Sugar fortification has had a limited impact on VA status in Zambia. This could be attributed to: (1) inadequate monitoring at the factory level, (2) degradation of VA prior to sale, or (3) low intake of adequately fortified sugar by high-risk groups. Our data point to the first of these issues. Although degradation may be a challenge, it seems that sugar is arriving in this commercial center with a low VA concentration. This may be due to improper storage practices at regional depots or, more likely, poor adherence at the factory level. A renewed focus on program monitoring is clearly warranted. As an initial step, we recommend an audit at the point of production to assess the quality of fortificant and compliance with technical standards. Our study was limited to one centrally located district, which may not be representative of other parts of Zambia. Thus, we recommend a national-level assessment of fortification efforts to test VA concentrations in sugar at the factory level, at distribution depots, and within key markets.
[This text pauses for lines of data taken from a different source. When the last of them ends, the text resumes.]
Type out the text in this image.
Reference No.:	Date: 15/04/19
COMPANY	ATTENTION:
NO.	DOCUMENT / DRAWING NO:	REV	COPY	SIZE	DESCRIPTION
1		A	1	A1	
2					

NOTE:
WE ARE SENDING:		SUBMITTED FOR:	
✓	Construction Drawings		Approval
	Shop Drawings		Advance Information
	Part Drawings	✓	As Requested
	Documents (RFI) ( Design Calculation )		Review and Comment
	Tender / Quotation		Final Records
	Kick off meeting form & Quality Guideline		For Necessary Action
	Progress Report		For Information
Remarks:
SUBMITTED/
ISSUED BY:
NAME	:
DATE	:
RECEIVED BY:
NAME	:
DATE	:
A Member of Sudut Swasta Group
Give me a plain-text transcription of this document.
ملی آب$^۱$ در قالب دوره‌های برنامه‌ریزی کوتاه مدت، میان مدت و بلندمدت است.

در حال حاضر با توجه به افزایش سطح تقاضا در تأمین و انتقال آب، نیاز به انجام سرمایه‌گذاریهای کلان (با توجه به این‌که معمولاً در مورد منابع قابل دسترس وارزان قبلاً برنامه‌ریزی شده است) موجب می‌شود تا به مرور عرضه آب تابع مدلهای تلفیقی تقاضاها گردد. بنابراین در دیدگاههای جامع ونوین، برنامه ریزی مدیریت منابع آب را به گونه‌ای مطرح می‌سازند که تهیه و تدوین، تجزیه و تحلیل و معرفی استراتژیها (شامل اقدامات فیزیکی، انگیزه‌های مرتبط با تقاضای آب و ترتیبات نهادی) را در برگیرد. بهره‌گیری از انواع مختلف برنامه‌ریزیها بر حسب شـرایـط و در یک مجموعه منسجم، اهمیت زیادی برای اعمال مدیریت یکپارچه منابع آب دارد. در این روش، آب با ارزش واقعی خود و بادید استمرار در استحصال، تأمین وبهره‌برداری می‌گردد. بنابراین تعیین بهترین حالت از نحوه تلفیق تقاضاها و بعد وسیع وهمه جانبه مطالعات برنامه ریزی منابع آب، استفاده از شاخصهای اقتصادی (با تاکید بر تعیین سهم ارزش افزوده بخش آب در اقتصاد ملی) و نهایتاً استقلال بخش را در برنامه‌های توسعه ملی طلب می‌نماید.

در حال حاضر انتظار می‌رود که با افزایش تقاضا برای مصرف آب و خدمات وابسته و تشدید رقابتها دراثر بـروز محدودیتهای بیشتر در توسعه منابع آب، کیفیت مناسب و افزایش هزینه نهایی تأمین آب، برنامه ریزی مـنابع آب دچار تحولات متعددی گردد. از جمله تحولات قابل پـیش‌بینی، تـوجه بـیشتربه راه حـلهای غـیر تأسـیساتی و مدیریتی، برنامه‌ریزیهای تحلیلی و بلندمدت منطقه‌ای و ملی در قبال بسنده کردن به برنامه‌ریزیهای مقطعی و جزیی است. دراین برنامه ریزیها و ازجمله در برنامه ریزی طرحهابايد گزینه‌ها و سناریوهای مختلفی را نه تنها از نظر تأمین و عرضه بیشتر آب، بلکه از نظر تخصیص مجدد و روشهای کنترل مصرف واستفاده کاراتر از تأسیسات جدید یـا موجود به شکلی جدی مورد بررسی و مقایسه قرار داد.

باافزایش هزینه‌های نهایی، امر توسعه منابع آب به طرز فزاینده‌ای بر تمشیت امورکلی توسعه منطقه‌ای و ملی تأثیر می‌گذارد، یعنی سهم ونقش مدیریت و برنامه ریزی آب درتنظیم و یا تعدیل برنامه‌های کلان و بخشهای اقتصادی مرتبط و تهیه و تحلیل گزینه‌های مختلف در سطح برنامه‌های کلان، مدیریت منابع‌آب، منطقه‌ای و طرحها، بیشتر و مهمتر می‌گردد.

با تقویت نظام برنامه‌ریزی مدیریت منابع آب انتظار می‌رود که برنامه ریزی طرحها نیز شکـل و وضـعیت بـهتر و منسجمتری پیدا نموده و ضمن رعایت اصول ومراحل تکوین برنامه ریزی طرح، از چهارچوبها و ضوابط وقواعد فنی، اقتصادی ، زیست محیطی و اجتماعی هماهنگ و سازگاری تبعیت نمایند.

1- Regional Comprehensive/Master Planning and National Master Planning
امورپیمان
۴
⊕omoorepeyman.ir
The present study is also limited in that it cannot directly address the intake of fortified sugar by high-risk groups. Although interviews provided some information on sugar use practices, our methods and small sample size preclude any estimate of usual sugar intakes. We plan to link these market-level data on VA in fortified sugar with a parallel assessment of usual dietary intakes among lactating mothers in this community to inform estimates of dietary adequacy. Although we specifically call for a nationwide assessment of fortified sugar, an investment would ideally be made in a national survey to capture coverage of adequately fortified sugar, as well as dietary intakes and VA status. This information will be crucial as Zambia works to control and eventually eliminate VA deficiency as a public health problem.
Footnotes
Declaration of Conflicting Interests
The author(s) declared no potential conflicts of interest with respect to the research, authorship, and/or publication of this article.
Funding
The author(s) disclosed receipt of the following financial support for the research, authorship, and/or publication of this article: This work was funded by Sight and Life, with support from the Christian Blind Mission, and HarvestPlus. Additional support and materials were provided by BioAnalyt, Inc.